Les rebondissements fleurissent comme jamais, au point de rendre la trame narrative assez complexe, le ton est empreint de la verve habituelle de l'auteur, au service de l'analyse des recoins les plus obscurs de la haute société parisienne qui tient toujours à garder bonne figure, malgré ses méfaits et mésalliances. C'est assez jouissif, mais il faut rester attentif, afin d'arriver à suivre, et cela vaut bien la peine. Ce n'est pas un grand classique pour rien.

Quelle modernité !

10 étoiles

Critique de Romur (Viroflay, Inscrit le 9 février 2008, 48 ans) - 11 mars 2016

Un roman digne des meilleurs page-turners américains, une série de complots montée par le génie de Vautrin, tel un comte de Monte Cristo ou un Arsène Lupin maléfique. Instrument et victime de ces machinations, la belle Esther qui avait cru pouvoir échapper à sa condition de courtisane avant d’y être replongée par l’arrivisme lâche de Lucien de Rubempré. Mais ce roman n’est pas que celui des courtisanes, c’est celui aussi de toutes ces femmes mariées, certaines entichées de Lucien, qui manœuvrent elles aussi dans l’ombre pour sauver leur amant ou favoriser l’avancement de leur mari (elles nous rappellent utilement que, avant que l’esprit petit bourgeois ne triomphe avec la 3ème République, les femmes avaient toute leur place dans la société française et la marche du monde).
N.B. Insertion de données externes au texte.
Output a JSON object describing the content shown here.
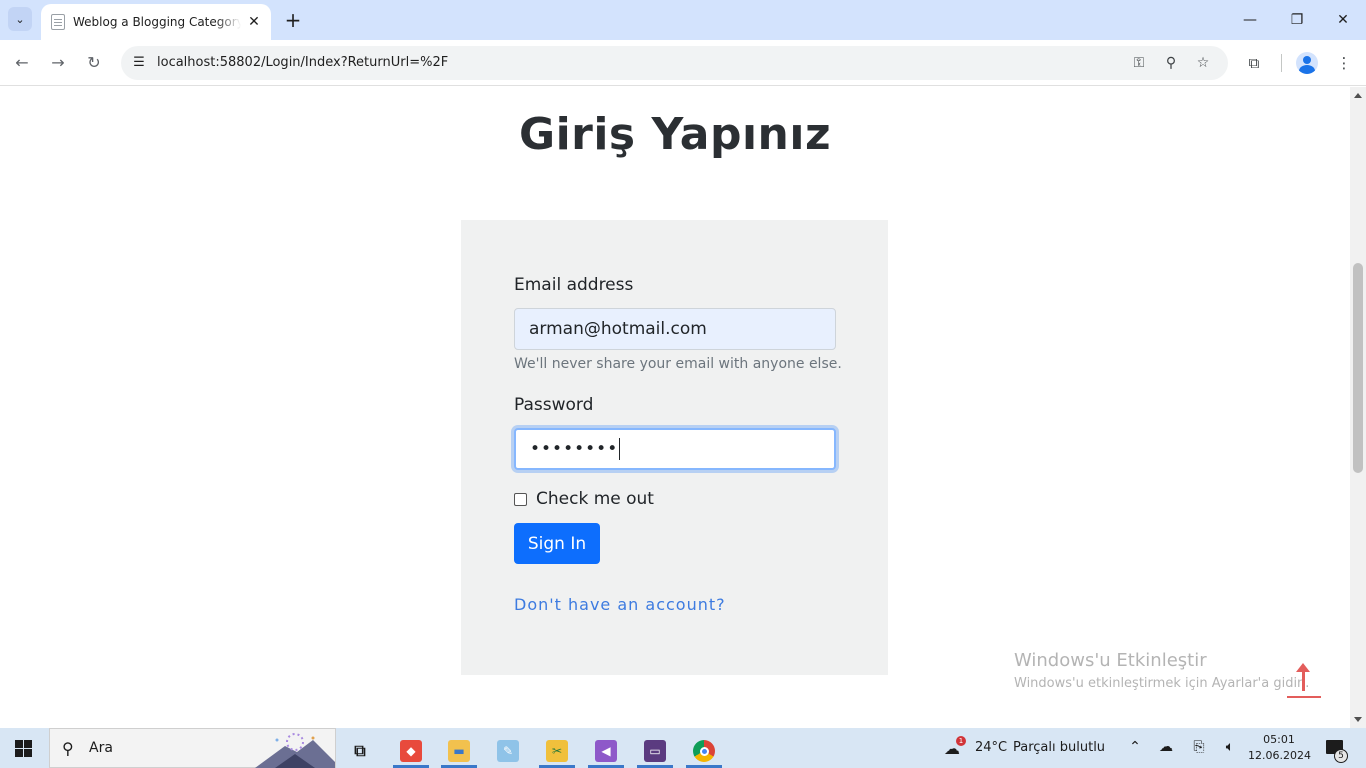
{
  "browser": {
    "tab_title": "Weblog a Blogging Category Bo",
    "url": "localhost:58802/Login/Index?ReturnUrl=%2F"
  },
  "page": {
    "heading": "Giriş Yapınız",
    "email_label": "Email address",
    "email_value": "arman@hotmail.com",
    "email_help": "We'll never share your email with anyone else.",
    "password_label": "Password",
    "password_value": "••••••••",
    "checkbox_label": "Check me out",
    "checkbox_checked": false,
    "signin_label": "Sign In",
    "register_link": "Don't have an account?"
  },
  "watermark": {
    "title": "Windows'u Etkinleştir",
    "subtitle": "Windows'u etkinleştirmek için Ayarlar'a gidin."
  },
  "taskbar": {
    "search_placeholder": "Ara",
    "weather_temp": "24°C",
    "weather_desc": "Parçalı bulutlu",
    "weather_badge": "1",
    "time": "05:01",
    "date": "12.06.2024",
    "notification_count": "5"
  },
  "colors": {
    "accent": "#0d6efd",
    "link": "#3d7be0",
    "card_bg": "#f0f1f1",
    "tabstrip": "#d3e3fd"
  }
}
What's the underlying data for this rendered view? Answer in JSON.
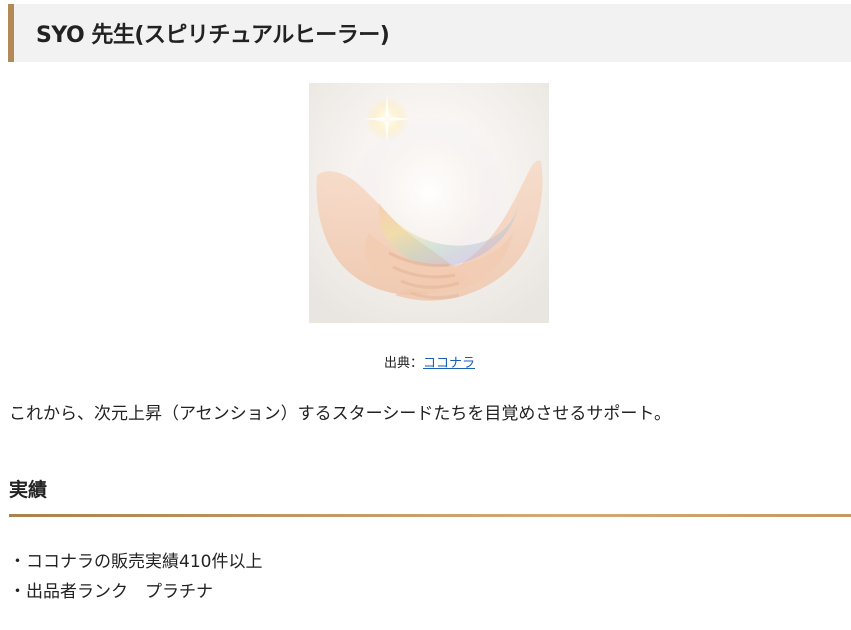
{
  "heading": {
    "title": "SYO 先生(スピリチュアルヒーラー)"
  },
  "figure": {
    "image_alt": "光に包まれた両手の画像",
    "caption_prefix": "出典：",
    "caption_link": "ココナラ"
  },
  "body": {
    "description": "これから、次元上昇（アセンション）するスターシードたちを目覚めさせるサポート。"
  },
  "achievements": {
    "title": "実績",
    "items": [
      "・ココナラの販売実績410件以上",
      "・出品者ランク　プラチナ"
    ]
  },
  "colors": {
    "accent": "#b38a55",
    "heading_background": "#f2f2f2",
    "link": "#1a5fb4",
    "text": "#222222"
  }
}
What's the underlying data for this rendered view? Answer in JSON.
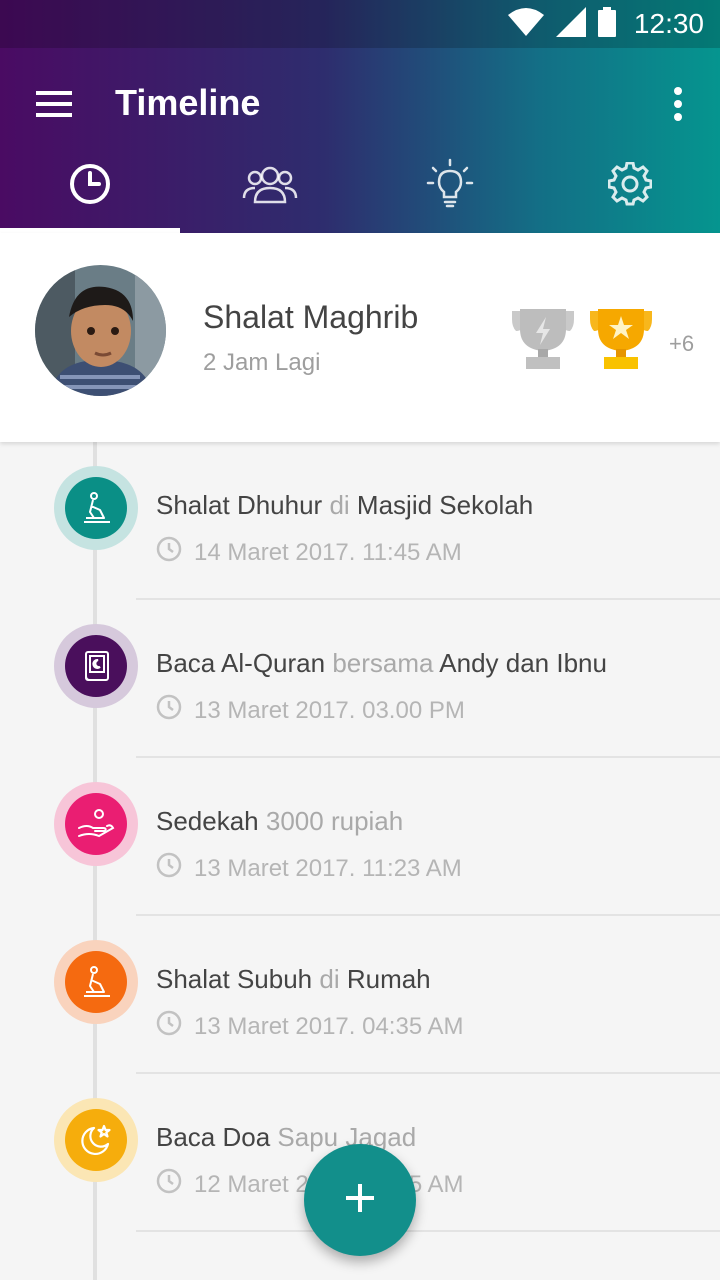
{
  "status_bar": {
    "time": "12:30",
    "icons": [
      "wifi-icon",
      "signal-icon",
      "battery-icon"
    ]
  },
  "toolbar": {
    "title": "Timeline",
    "menu_icon": "hamburger-menu-icon",
    "more_icon": "more-vert-icon"
  },
  "tabs": [
    {
      "icon": "clock-icon",
      "active": true
    },
    {
      "icon": "group-icon",
      "active": false
    },
    {
      "icon": "lightbulb-icon",
      "active": false
    },
    {
      "icon": "gear-icon",
      "active": false
    }
  ],
  "current": {
    "title": "Shalat Maghrib",
    "subtitle": "2 Jam Lagi",
    "trophy_more": "+6"
  },
  "items": [
    {
      "activity": "Shalat Dhuhur",
      "connector": " di ",
      "detail": "Masjid Sekolah",
      "detail_muted": false,
      "time": "14 Maret 2017. 11:45 AM",
      "color": "#0a8f86",
      "ring": "#c5e3e1",
      "icon": "prayer-icon"
    },
    {
      "activity": "Baca Al-Quran",
      "connector": " bersama ",
      "detail": "Andy dan Ibnu",
      "detail_muted": false,
      "time": "13 Maret 2017. 03.00 PM",
      "color": "#4a0f5c",
      "ring": "#d6c9dc",
      "icon": "quran-book-icon"
    },
    {
      "activity": "Sedekah",
      "connector": " ",
      "detail": "3000 rupiah",
      "detail_muted": true,
      "time": "13 Maret 2017. 11:23 AM",
      "color": "#ea1e72",
      "ring": "#f7c5d8",
      "icon": "charity-hand-icon"
    },
    {
      "activity": "Shalat Subuh",
      "connector": " di ",
      "detail": "Rumah",
      "detail_muted": false,
      "time": "13 Maret 2017. 04:35 AM",
      "color": "#f56a10",
      "ring": "#f9d3bd",
      "icon": "prayer-icon"
    },
    {
      "activity": "Baca Doa",
      "connector": " ",
      "detail": "Sapu Jagad",
      "detail_muted": true,
      "time": "12 Maret 2017. 05:55 AM",
      "color": "#f6ad0c",
      "ring": "#fbe6b4",
      "icon": "moon-star-icon"
    }
  ],
  "fab": {
    "icon": "plus-icon"
  }
}
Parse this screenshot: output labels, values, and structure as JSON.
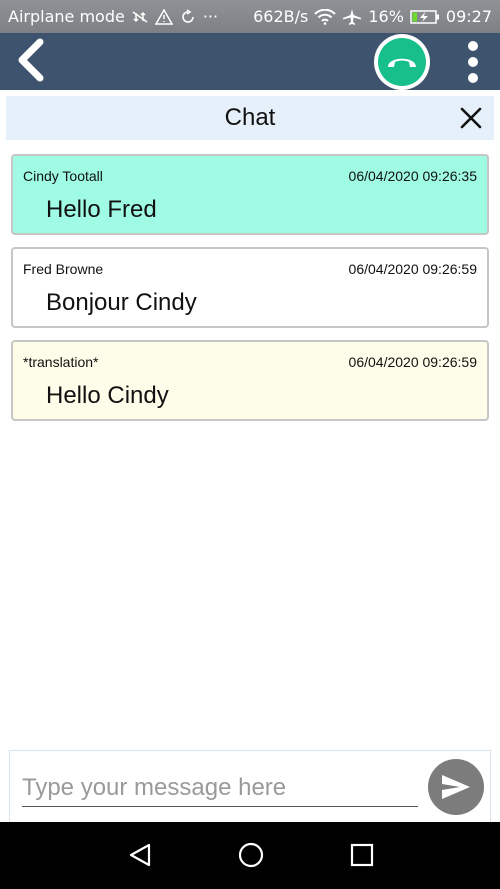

C’est aussi le roman du crime, le crime violent des forçats et des bas-fonds et les crimes feutrés des manipulations financières et des calomnies.
C’est l’apothéose de la Comédie humaine, le monument vers lequel convergent les héros du Père Goriot, des Illusions perdues, de Gobseck, de La maison Nucingen...
Où est le Balzac qui écrira sur notre société moderne ?

Sublime

10 étoiles

Critique de Bérénice (Paris, Inscrite le 18 mai 2004, 36 ans) - 26 mai 2004

Je copie-colle ce que j'ai écrit dans ma critique d'Illusions Perdues...

" moi aussi je préfère Splendeur et misères. C'est moins entrainant, c'est moins impressionnant qu'Illusions Perdues, ou en tout cas moins constamment, c'est plus bancal, des hauts et des bas. Mais il y a Vautrin, le plus poignant, le plus fort des personnages de Balzac (oui oui, le Vautrin du Père Goriot) ; il y a sa bestialité, et il y a son amour pour Lucien ; il y a la belle Esther; et Lucien se fait plus discret, ce qui n'est pas désagréable (son caractère me mettait dans des rages parfois...). C'est très beau, c'est très sombre, j'ai eu des heures de colle à cause de ce bouquin, à force de le lire en classe, calé entre mes genoux, au nez et à la barbe de mes professeurs, incapable que j'étais de décrocher.

spoiler
Et pour justifier mon titre, je vous parlerai d'Oscar Wilde qui a dit un jour qu'il ne connaissait rien de plus navrant, de scène plus déchirante que le suicide de Lucien à la fin de Splendeur... il en a pleuré des heures entières !"

PS : c'est une phrase de Splendeurs et Misères qui a inspiré le titre 'les fleurs du Mal" à Baudelaire... je ne parviens pas à m'en souvenir, mais il s'agit d'une fleur cruauté, "la beauté dans le mal"...

Faust

10 étoiles

Critique de Alcofribas nasier (, Inscrit le 27 février 2004, 51 ans) - 3 avril 2004

Le personnage de Carlos Herrera, alias Jacques Colin, alias Trompe-la-Mort, alias Vautrin est sublime.
Les chapitres où abattu après la mort de son ami (et même un peu plus) il ne lutte plus sont très forts.
Un sacré roman qui ne doit pas effrayer par son épaisseur

superbe

5 étoiles

Critique de Pétoman (Tournai, Inscrit le 12 mars 2001, 46 ans) - 17 mai 2001

et sublime, Lucien de Rubempré en deviendrait presque attachant, le parvenu amoureux qui tombe dans la déchéance...mmm...j'ai adoré.